Interview de la porte-parole du Ministère russe des Affaires étrangères, Maria Zakharova

Auteur : The Ministry of Foreign Affairs of the Russian Federation (Russie) | Editeur : Walt | Mercredi, 05 Mai 2021 - 14h28

Question : Quel impact les sanctions ont-elles eu sur l’état des relations entre la Russie et l’Occident ?

Maria Zakharova : Malheureusement, le recours croissant à des mesures restrictives unilatérales et politiquement motivées par un certain nombre de pays occidentaux, principalement les États-Unis, est devenu une réalité de notre époque. Nous considérons de plus en plus les sanctions contre la Russie comme un « geste de désespoir » et une manifestation de l’incapacité des élites locales à accepter la nouvelle réalité, à abandonner les stéréotypes de leur pensée fondée sur les blocs, et à reconnaître le droit de la Russie à déterminer de manière indépendante sa voie de développement et à établir des relations avec ses partenaires.

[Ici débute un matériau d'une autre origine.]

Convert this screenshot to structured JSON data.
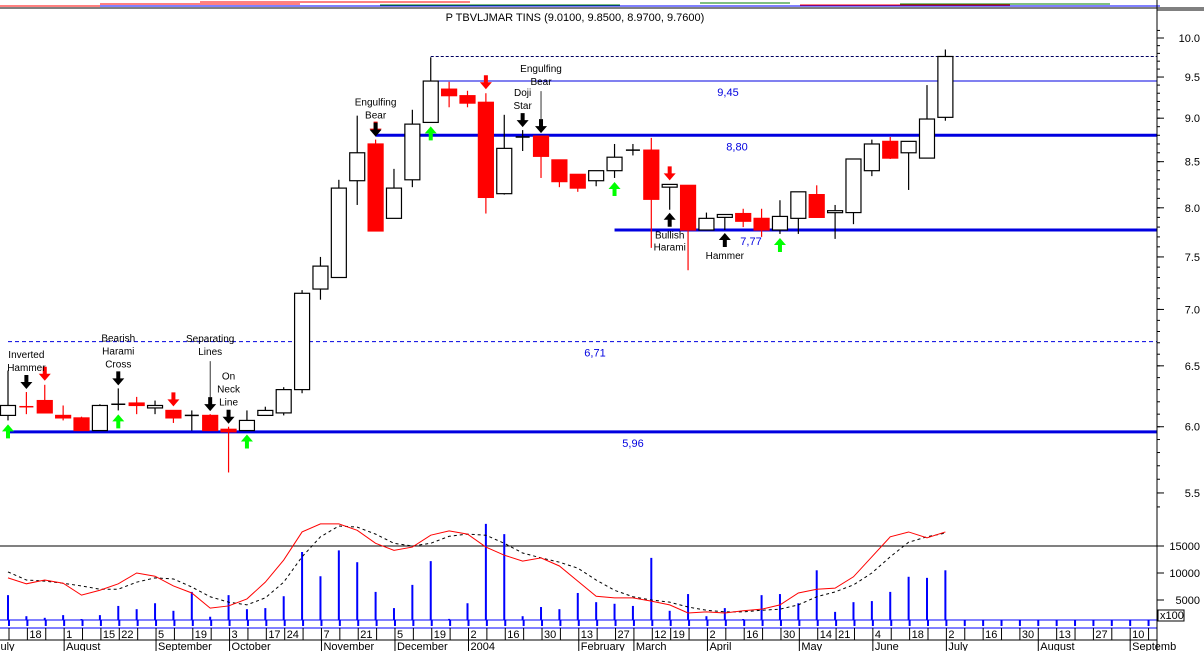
{
  "header": {
    "title": "P TBVLJMAR TINS (9.0100, 9.8500, 8.9700, 9.7600)"
  },
  "colors": {
    "up_candle": "#ffffff",
    "down_candle": "#ff0000",
    "level_line": "#0000e0",
    "bull_arrow": "#00ff00",
    "bear_arrow": "#ff0000",
    "signal_arrow": "#000000",
    "volume": "#0000ff",
    "osc_fast": "#ff0000",
    "osc_slow": "#000000"
  },
  "chart_data": {
    "type": "candlestick",
    "price_axis": {
      "scale": "log",
      "range": [
        5.3,
        10.2
      ],
      "ticks": [
        "10.0",
        "9.5",
        "9.0",
        "8.5",
        "8.0",
        "7.5",
        "7.0",
        "6.5",
        "6.0",
        "5.5"
      ]
    },
    "volume_axis": {
      "unit_label": "x100",
      "ticks": [
        "15000",
        "10000",
        "5000"
      ]
    },
    "ohlc_fields": [
      "open",
      "high",
      "low",
      "close"
    ],
    "candles": [
      [
        6.09,
        6.46,
        6.05,
        6.17
      ],
      [
        6.16,
        6.28,
        6.1,
        6.15
      ],
      [
        6.21,
        6.34,
        6.11,
        6.11
      ],
      [
        6.09,
        6.17,
        6.05,
        6.07
      ],
      [
        6.07,
        6.08,
        5.97,
        5.97
      ],
      [
        5.97,
        6.18,
        5.97,
        6.17
      ],
      [
        6.18,
        6.31,
        6.13,
        6.18
      ],
      [
        6.19,
        6.24,
        6.1,
        6.17
      ],
      [
        6.15,
        6.21,
        6.1,
        6.17
      ],
      [
        6.13,
        6.13,
        6.03,
        6.07
      ],
      [
        6.09,
        6.13,
        5.97,
        6.09
      ],
      [
        6.09,
        6.1,
        5.97,
        5.97
      ],
      [
        5.98,
        6.0,
        5.65,
        5.96
      ],
      [
        5.97,
        6.13,
        5.97,
        6.05
      ],
      [
        6.09,
        6.16,
        6.09,
        6.13
      ],
      [
        6.11,
        6.32,
        6.09,
        6.3
      ],
      [
        6.3,
        7.18,
        6.27,
        7.15
      ],
      [
        7.19,
        7.5,
        7.09,
        7.41
      ],
      [
        7.3,
        8.3,
        7.3,
        8.21
      ],
      [
        8.29,
        9.03,
        8.03,
        8.6
      ],
      [
        8.7,
        8.75,
        7.76,
        7.76
      ],
      [
        7.89,
        8.42,
        7.89,
        8.21
      ],
      [
        8.3,
        9.1,
        8.22,
        8.93
      ],
      [
        8.95,
        9.75,
        8.95,
        9.45
      ],
      [
        9.35,
        9.44,
        9.13,
        9.27
      ],
      [
        9.27,
        9.33,
        9.13,
        9.18
      ],
      [
        9.19,
        9.3,
        7.94,
        8.11
      ],
      [
        8.15,
        9.04,
        8.14,
        8.65
      ],
      [
        8.78,
        8.86,
        8.62,
        8.78
      ],
      [
        8.79,
        8.79,
        8.32,
        8.56
      ],
      [
        8.52,
        8.52,
        8.22,
        8.28
      ],
      [
        8.36,
        8.36,
        8.17,
        8.21
      ],
      [
        8.29,
        8.4,
        8.23,
        8.4
      ],
      [
        8.4,
        8.7,
        8.32,
        8.55
      ],
      [
        8.63,
        8.7,
        8.57,
        8.63
      ],
      [
        8.63,
        8.77,
        7.59,
        8.09
      ],
      [
        8.22,
        8.25,
        7.98,
        8.25
      ],
      [
        8.24,
        8.24,
        7.37,
        7.77
      ],
      [
        7.77,
        7.95,
        7.77,
        7.89
      ],
      [
        7.9,
        7.93,
        7.77,
        7.93
      ],
      [
        7.94,
        7.99,
        7.8,
        7.86
      ],
      [
        7.89,
        7.99,
        7.7,
        7.77
      ],
      [
        7.77,
        8.08,
        7.73,
        7.91
      ],
      [
        7.89,
        8.17,
        7.73,
        8.17
      ],
      [
        8.14,
        8.24,
        7.9,
        7.9
      ],
      [
        7.95,
        8.03,
        7.68,
        7.97
      ],
      [
        7.95,
        8.53,
        7.83,
        8.53
      ],
      [
        8.4,
        8.75,
        8.34,
        8.7
      ],
      [
        8.73,
        8.78,
        8.53,
        8.54
      ],
      [
        8.6,
        8.73,
        8.19,
        8.73
      ],
      [
        8.54,
        9.4,
        8.54,
        8.99
      ],
      [
        9.01,
        9.85,
        8.97,
        9.76
      ]
    ],
    "volume": [
      5900,
      2000,
      1700,
      2200,
      1100,
      2200,
      3900,
      3300,
      4400,
      3000,
      6500,
      1900,
      5900,
      3300,
      3500,
      5700,
      13900,
      9400,
      14200,
      12000,
      6500,
      3500,
      7800,
      12200,
      1500,
      4400,
      19100,
      17200,
      2000,
      3700,
      3300,
      6300,
      4600,
      4300,
      3900,
      12800,
      3000,
      6100,
      2000,
      3500,
      1000,
      5900,
      6100,
      4400,
      10500,
      2800,
      4600,
      4800,
      6500,
      9300,
      9100,
      10500
    ],
    "oscillator_fast": [
      9100,
      8000,
      8700,
      8100,
      5900,
      6800,
      8000,
      10000,
      9400,
      7600,
      6300,
      3500,
      3900,
      5200,
      8300,
      12400,
      17600,
      19100,
      19100,
      17900,
      15500,
      14200,
      14800,
      17000,
      17800,
      17200,
      14800,
      13300,
      12200,
      12800,
      11300,
      8500,
      5700,
      5400,
      5400,
      4800,
      4100,
      2600,
      2800,
      2600,
      3000,
      3300,
      4100,
      6300,
      7000,
      7200,
      9300,
      13000,
      16700,
      17600,
      16500,
      17600
    ],
    "oscillator_slow": [
      10200,
      8700,
      8500,
      8100,
      7600,
      7000,
      7000,
      8300,
      9100,
      8900,
      7400,
      5600,
      4600,
      4100,
      5400,
      8300,
      13000,
      16700,
      18700,
      18500,
      17200,
      15500,
      15000,
      15500,
      16800,
      17200,
      17000,
      15500,
      13700,
      12800,
      12000,
      10900,
      8700,
      6800,
      5600,
      5000,
      4600,
      3700,
      3100,
      2800,
      2800,
      3100,
      3300,
      4100,
      5600,
      6500,
      7800,
      10000,
      13000,
      15700,
      16700,
      17400
    ],
    "volume_reference_line": 15000,
    "levels": [
      {
        "value": 9.76,
        "label": "",
        "style": "dotted",
        "from_candle": 24
      },
      {
        "value": 9.45,
        "label": "9,45",
        "style": "thin",
        "from_candle": 24
      },
      {
        "value": 8.8,
        "label": "8,80",
        "style": "thick",
        "from_candle": 21
      },
      {
        "value": 7.77,
        "label": "7,77",
        "style": "thick",
        "from_candle": 34
      },
      {
        "value": 6.71,
        "label": "6,71",
        "style": "dashed",
        "from_candle": 1
      },
      {
        "value": 5.96,
        "label": "5,96",
        "style": "thick",
        "from_candle": 1
      }
    ],
    "patterns": [
      {
        "candle": 2,
        "lines": [
          "Inverted",
          "Hammer"
        ],
        "arrow": "down"
      },
      {
        "candle": 7,
        "lines": [
          "Bearish",
          "Harami",
          "Cross"
        ],
        "arrow": "down"
      },
      {
        "candle": 12,
        "lines": [
          "Separating",
          "Lines"
        ],
        "arrow": "down"
      },
      {
        "candle": 13,
        "lines": [
          "On",
          "Neck",
          "Line"
        ],
        "arrow": "down"
      },
      {
        "candle": 21,
        "lines": [
          "Engulfing",
          "Bear"
        ],
        "arrow": "down"
      },
      {
        "candle": 29,
        "lines": [
          "Doji",
          "Star"
        ],
        "arrow": "down"
      },
      {
        "candle": 30,
        "lines": [
          "Engulfing",
          "Bear"
        ],
        "arrow": "down"
      },
      {
        "candle": 37,
        "lines": [
          "Bullish",
          "Harami"
        ],
        "arrow": "up"
      },
      {
        "candle": 40,
        "lines": [
          "Hammer"
        ],
        "arrow": "up"
      }
    ],
    "buy_signals": [
      1,
      7,
      14,
      24,
      34,
      43
    ],
    "sell_signals": [
      3,
      10,
      21,
      27,
      37
    ],
    "x_axis": {
      "day_labels": [
        [
          1,
          "18"
        ],
        [
          3,
          "1"
        ],
        [
          5,
          "15"
        ],
        [
          6,
          "22"
        ],
        [
          8,
          "5"
        ],
        [
          10,
          "19"
        ],
        [
          12,
          "3"
        ],
        [
          14,
          "17"
        ],
        [
          15,
          "24"
        ],
        [
          17,
          "7"
        ],
        [
          19,
          "21"
        ],
        [
          21,
          "5"
        ],
        [
          23,
          "19"
        ],
        [
          25,
          "2"
        ],
        [
          27,
          "16"
        ],
        [
          29,
          "30"
        ],
        [
          31,
          "13"
        ],
        [
          33,
          "27"
        ],
        [
          35,
          "12"
        ],
        [
          36,
          "19"
        ],
        [
          38,
          "2"
        ],
        [
          40,
          "16"
        ],
        [
          42,
          "30"
        ],
        [
          44,
          "14"
        ],
        [
          45,
          "21"
        ],
        [
          47,
          "4"
        ],
        [
          49,
          "18"
        ],
        [
          51,
          "2"
        ],
        [
          53,
          "16"
        ],
        [
          55,
          "30"
        ],
        [
          57,
          "13"
        ],
        [
          59,
          "27"
        ],
        [
          61,
          "10"
        ]
      ],
      "month_labels": [
        [
          0,
          "July"
        ],
        [
          3,
          "August"
        ],
        [
          8,
          "September"
        ],
        [
          12,
          "October"
        ],
        [
          17,
          "November"
        ],
        [
          21,
          "December"
        ],
        [
          25,
          "2004"
        ],
        [
          31,
          "February"
        ],
        [
          34,
          "March"
        ],
        [
          38,
          "April"
        ],
        [
          43,
          "May"
        ],
        [
          47,
          "June"
        ],
        [
          51,
          "July"
        ],
        [
          56,
          "August"
        ],
        [
          61,
          "Septemb"
        ]
      ]
    }
  }
}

Apparemment, ils ont du mal à gérer les succès évidents de l’économie russe, qui devient plus compétitive au niveau international, et la présence accrue de biens et de services russes de haute qualité sur les marchés mondiaux.

La pratique vicieuse consistant à imposer des restrictions politiques et économiques unilatérales, en particulier l’application extraterritoriale de telles mesures, constitue une atteinte à la souveraineté des États et une ingérence dans leurs affaires intérieures visant à conserver, à tout prix, leur position dominante dans l’économie mondiale et la politique internationale, qu’ils perdent progressivement. La diplomatie est remplacée par les sanctions ; les sanctions permettent de masquer le protectionnisme commercial et les tentatives de détourner l’attention des problèmes internes également.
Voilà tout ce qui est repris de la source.